The figure illustrates the spin of a nitrogen vacancy (yellow) in aluminum nitride (cube) designed for qubit applications, such as quantum computers.
Quantum computers could break common cryptography techniques, search huge datasets, and simulate quantum systems in a fraction of the time it would take today’s computers. However, engineers first need to harness the properties of quantum bits. Engineering new qubits with less difficult methods could lower one of the significant barriers to scaling quantum computers from small prototypes into larger-scale technologies.
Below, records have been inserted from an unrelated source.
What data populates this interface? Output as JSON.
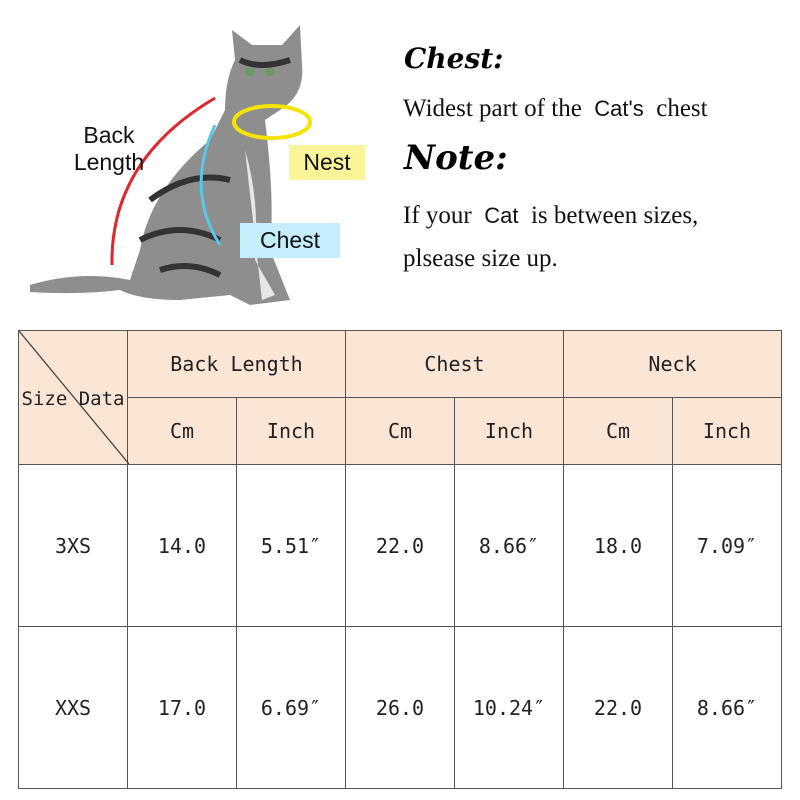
{
  "illustration": {
    "labels": {
      "back_length": "Back\nLength",
      "neck": "Nest",
      "chest": "Chest"
    },
    "colors": {
      "back_length_line": "#e0262a",
      "neck_line": "#f5e400",
      "neck_box": "#fbf59a",
      "chest_line": "#59c8e8",
      "chest_box": "#c6eefa"
    }
  },
  "notes": {
    "chest_heading": "Chest:",
    "chest_text_1": "Widest part of the",
    "chest_text_cat": "Cat's",
    "chest_text_2": "chest",
    "note_heading": "Note:",
    "note_text_1": "If your",
    "note_text_cat": "Cat",
    "note_text_2": "is between sizes,",
    "note_text_3": "plsease size up."
  },
  "table": {
    "corner_label": "Size Data",
    "groups": [
      "Back Length",
      "Chest",
      "Neck"
    ],
    "units": [
      "Cm",
      "Inch",
      "Cm",
      "Inch",
      "Cm",
      "Inch"
    ],
    "header_color": "#fbe6d6",
    "rows": [
      {
        "size": "3XS",
        "values": [
          "14.0",
          "5.51″",
          "22.0",
          "8.66″",
          "18.0",
          "7.09″"
        ]
      },
      {
        "size": "XXS",
        "values": [
          "17.0",
          "6.69″",
          "26.0",
          "10.24″",
          "22.0",
          "8.66″"
        ]
      }
    ]
  }
}
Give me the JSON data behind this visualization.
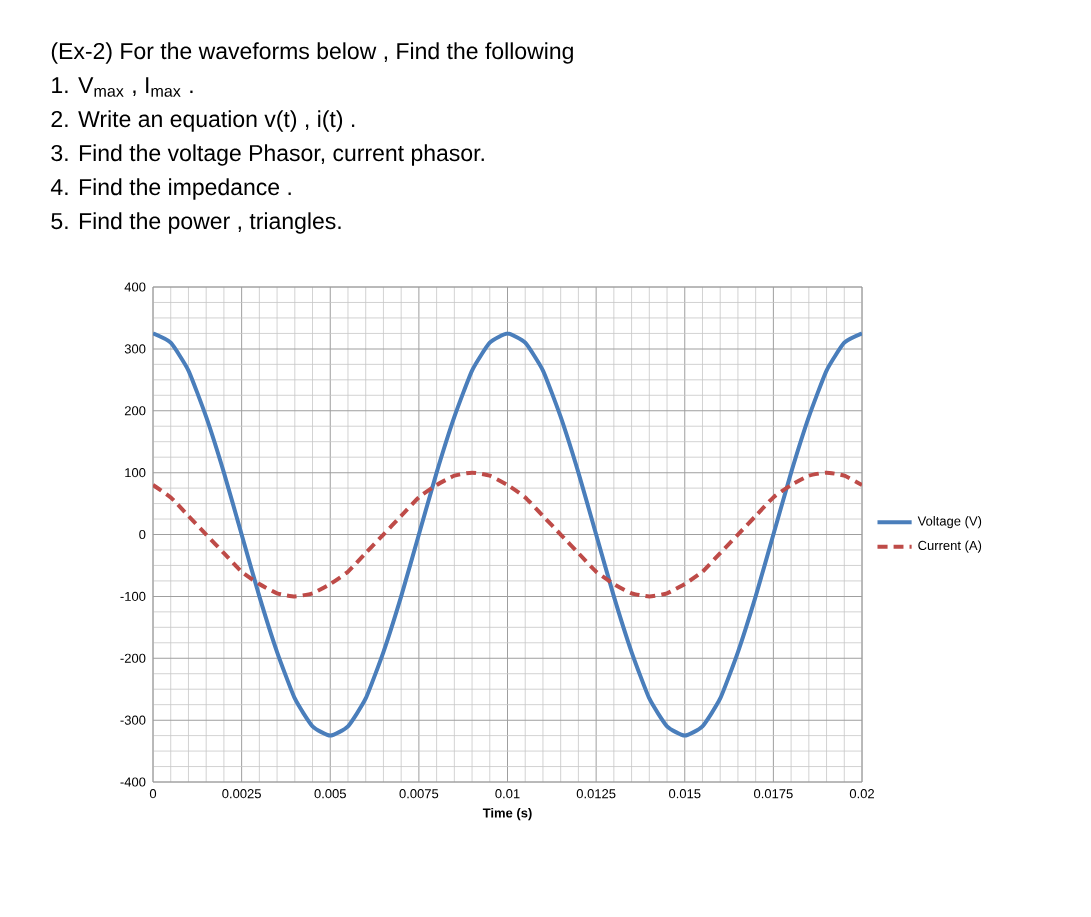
{
  "chart_data": {
    "type": "line",
    "title": "(Ex-2)  For the waveforms below , Find the following",
    "annotations": [
      "1.   V$_{max}$  , I$_{max}$ .",
      "2.   Write  an equation    v(t)  , i(t)  .",
      "3.   Find the voltage Phasor, current phasor.",
      "4.   Find the impedance .",
      "5.   Find the power , triangles."
    ],
    "xlabel": "Time  (s)",
    "x": [
      0,
      0.0005,
      0.001,
      0.0015,
      0.002,
      0.0025,
      0.003,
      0.0035,
      0.004,
      0.0045,
      0.005,
      0.0055,
      0.006,
      0.0065,
      0.007,
      0.0075,
      0.008,
      0.0085,
      0.009,
      0.0095,
      0.01,
      0.0105,
      0.011,
      0.0115,
      0.012,
      0.0125,
      0.013,
      0.0135,
      0.014,
      0.0145,
      0.015,
      0.0155,
      0.016,
      0.0165,
      0.017,
      0.0175,
      0.018,
      0.0185,
      0.019,
      0.0195,
      0.02
    ],
    "series": [
      {
        "name": "Voltage  (V)",
        "color": "#4a7ebb",
        "line_style": "solid",
        "values": [
          325,
          310,
          265,
          190,
          100,
          0,
          -100,
          -190,
          -265,
          -310,
          -325,
          -310,
          -265,
          -190,
          -100,
          0,
          100,
          190,
          265,
          310,
          325,
          310,
          265,
          190,
          100,
          0,
          -100,
          -190,
          -265,
          -310,
          -325,
          -310,
          -265,
          -190,
          -100,
          0,
          100,
          190,
          265,
          310,
          325
        ]
      },
      {
        "name": "Current (A)",
        "color": "#be4b48",
        "line_style": "dashed",
        "values": [
          80,
          60,
          30,
          0,
          -30,
          -60,
          -80,
          -95,
          -100,
          -95,
          -80,
          -60,
          -30,
          0,
          30,
          60,
          80,
          95,
          100,
          95,
          80,
          60,
          30,
          0,
          -30,
          -60,
          -80,
          -95,
          -100,
          -95,
          -80,
          -60,
          -30,
          0,
          30,
          60,
          80,
          95,
          100,
          95,
          80
        ]
      }
    ],
    "xlim": [
      0,
      0.02
    ],
    "xticks": [
      0,
      0.0025,
      0.005,
      0.0075,
      0.01,
      0.0125,
      0.015,
      0.0175,
      0.02
    ],
    "ylim": [
      -400,
      400
    ],
    "yticks": [
      -400,
      -300,
      -200,
      -100,
      0,
      100,
      200,
      300,
      400
    ],
    "grid": true,
    "legend": "right"
  }
}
One of the leading methods for creating qubits involves exploiting specific structural atomic defects in diamonds. Using diamonds is both technically challenging and expensive. Now researchers from the University of Chicago and Argonne National Laboratory have suggested an analogous defect in aluminum nitride, which could reduce the difficulty and ultimate cost of manufacturing materials for quantum computing applications. Using the Edison and Mira supercomputers at DOE’s National Energy Research Scientific Computing Center and Argonne National Laboratory respectively, the researchers found that by applying strain to aluminum nitride, they can create structural defects in the material that may be harnessed as qubits similar to those seen in diamonds. They performed their calculations using different levels of theory and the Quantum Espresso and WEST codes, the latter developed at the University of Chicago . The codes allowed them to accurately predict the position of the defect levels in the band-gap of semiconductors. The researchers also closely collaborated with experimentalists to understand and improve the performance of qubits in industrial materials. Recently, they showed that newly developed qubits in silicon carbide have much longer coherence times than that of the more well-established defect qubits in diamond. Their results pointed to industrially important polyatomic crystals as promising hosts for coherent qubits for scalable quantum devices.